RUANGPOLITIK.COM — Direktur Institute for Criminal Justice Reform (ICJR) Erasmus Napitupulu mengusulkan ancaman pidana kurungan penjara terhadap pihak yang melakukan penghinaan pada presiden dan wakil presiden ditiadakan di Rancangan Kitab Undang-undang Hukum Pidana (RKUHP).
Ia menyarankan ancaman hukuman pidana digantikan dengan kerja sosial.
“Untuk penghinaan presiden dan wakil presiden, kami berharap semua ancaman untuk penghinaan itu dilekatkan dengan tujuan pemerintah dan DPR untuk mengefektifkan pidana kerja sosial,” kata Erasmus dalam rapat dengan Komisi III DPR di Kompleks Parlemen, Senayan, Jakarta pada Senin (14/11).
Dia menerangkan bahwa verbal crime atau kejahatan lisan seharusnya tidak memiliki konsekuensi pembatasan pidana terhadap ruang gerak dan tubuh.
Berangkat dari itu, Erasmus berharap ancaman pidana disesuaikan dengan ketentuan buku satu, yaitu pidana kerja sosial.
“Jadi ancaman pidananya untuk penghinaan kami berharap diancam enam bulan.

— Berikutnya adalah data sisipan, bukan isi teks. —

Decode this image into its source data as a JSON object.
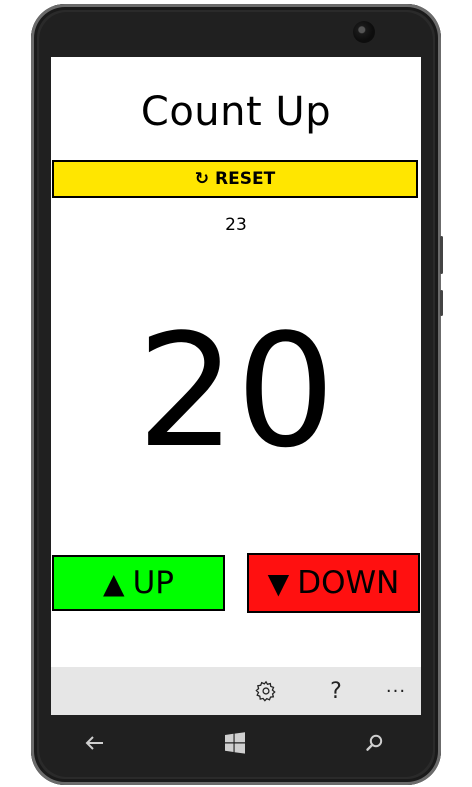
{
  "app": {
    "title": "Count Up"
  },
  "reset": {
    "icon": "↻",
    "label": "RESET"
  },
  "counter": {
    "total": "23",
    "value": "20"
  },
  "controls": {
    "up_icon": "▲",
    "up_label": "UP",
    "down_icon": "▼",
    "down_label": "DOWN"
  },
  "appbar": {
    "help_glyph": "?",
    "more_glyph": "···"
  },
  "icons": {
    "settings": "gear-icon",
    "help": "question-icon",
    "more": "ellipsis-icon",
    "back": "back-arrow-icon",
    "start": "windows-logo-icon",
    "search": "search-icon"
  },
  "colors": {
    "reset_bg": "#ffe600",
    "up_bg": "#00ff00",
    "down_bg": "#ff1010",
    "appbar_bg": "#e6e6e6"
  }
}
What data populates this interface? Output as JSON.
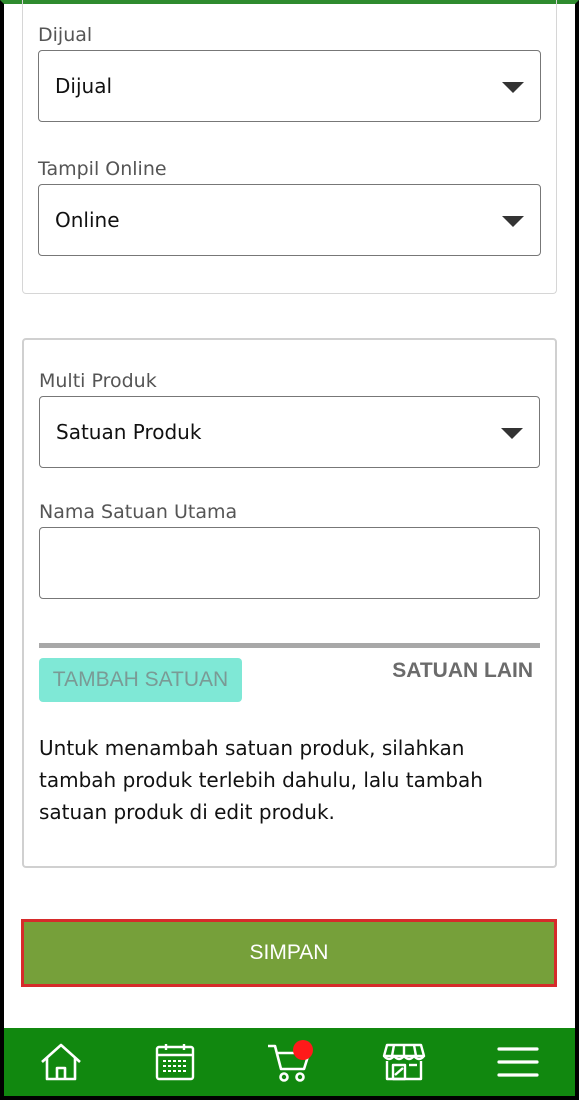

Supaya kerja sosial bisa langsung digunakan,” ujarnya.
Erasmus menambahkan, pasal penghinaan presiden dalam RKUHP pada dasarnya tidak bertujuan untuk memenjarakan seseorang.
“Karena dalam konteks harkat martabat yang paling penting pengadilan mengatakan yang disampaikan itu salah, sehingga harkat martabat itu terpulihkan,” katanya.
Sebagai informasi, draf RKUHP terbaru menyatakan penyerangan kehormatan atau harkat dan martabat presiden serta wapres tidak dikategorikan sebuah tindak pidana bila dilakukan dalam aksi unjuk rasa.
Hal itu tertuang di bagian penjelasan Pasal 218 draf RKUHP yang diserahkan Kementerian Hukum dan Hak Asasi Manusia (Kemenkumham) ke Komisi III DPR pada Rabu (9/11).
Pasal 218 ayat (1) menyatakan bahwa setiap orang yang di muka umum menyerang kehormatan atau harkat dan martabat diri presiden dan/atau wapres dipidana dengan pidana penjara maksimal tiga tahun atau denda paling banyak Rp200 juta.
Kemudian pada Pasal 218 ayat (2) menyatakan bahwa hal tersebut tidak berlaku jika perbuatan dilakukan untuk kepentingan umum atau pembelaan diri.
RKUHP Terbaru: Hina DPR dan Polri Bisa Dipenjara 1,5 Tahun
Pada bagian penjelasan Pasal 218 ayat (2) dinyatakan bahwa hal yang dimaksud dengan ‘dilakukan untuk kepentingan umum’ adalah melindungi kepentingan masyarakat yang diungkapkan salah satunya lewat aksi unjuk rasa.
“Yang dimaksud dengan ‘dilakukan untuk kepentingan umum’ adalah melindungi kepentingan masyarakat yang diungkapkan melalui hak berekspresi dan hak berdemokrasi, misalnya melalui unjuk rasa, kritik, atau pendapat yang berbeda dengan kebijakan presiden dan/atau wakil presiden,” demikian penjelasan Pasal 218 ayat (2) yang dikutip dari draf terbaru RKUHP yang diterima CNNIndonesia.com, Kamis (10/11).
Kemudian, ada dua pasal lagi yang mengatur tentang penyerangan kehormatan atau harkat dan martabat presiden dan wapres, yakni Pasal 219 dan 220.
Pasal 219 menyatakan bahwa setiap orang yang menyiarkan, mempertunjukkan, atau menempelkan tulisan atau gambar sehingga terlihat oleh umum, memperdengarkan rekaman sehingga terdengar oleh umum, atau menyebarluaskan dengan sarana teknologi informasi yang berisi penyerangan kehormatan atau harkat dan martabat terhadap presiden dan/atau wapres dengan maksud agar isinya diketahui atau lebih diketahui umum dapat dipidana dengan penjara maksimal empat tahun atau denda maksimal Rp200 juta.
Kemudian, Pasal 220 berisi dua ayat. Ayat (1) menyatakan tindak pidana penyerangan kehormatan atau harkat dan martabat presiden dan wapres hanya dapat dituntut berdasarkan aduan. Kemudian ayat (2) menyatakan pengaduan dapat dilakukan secara tertulis oleh presiden dan/atau wapres.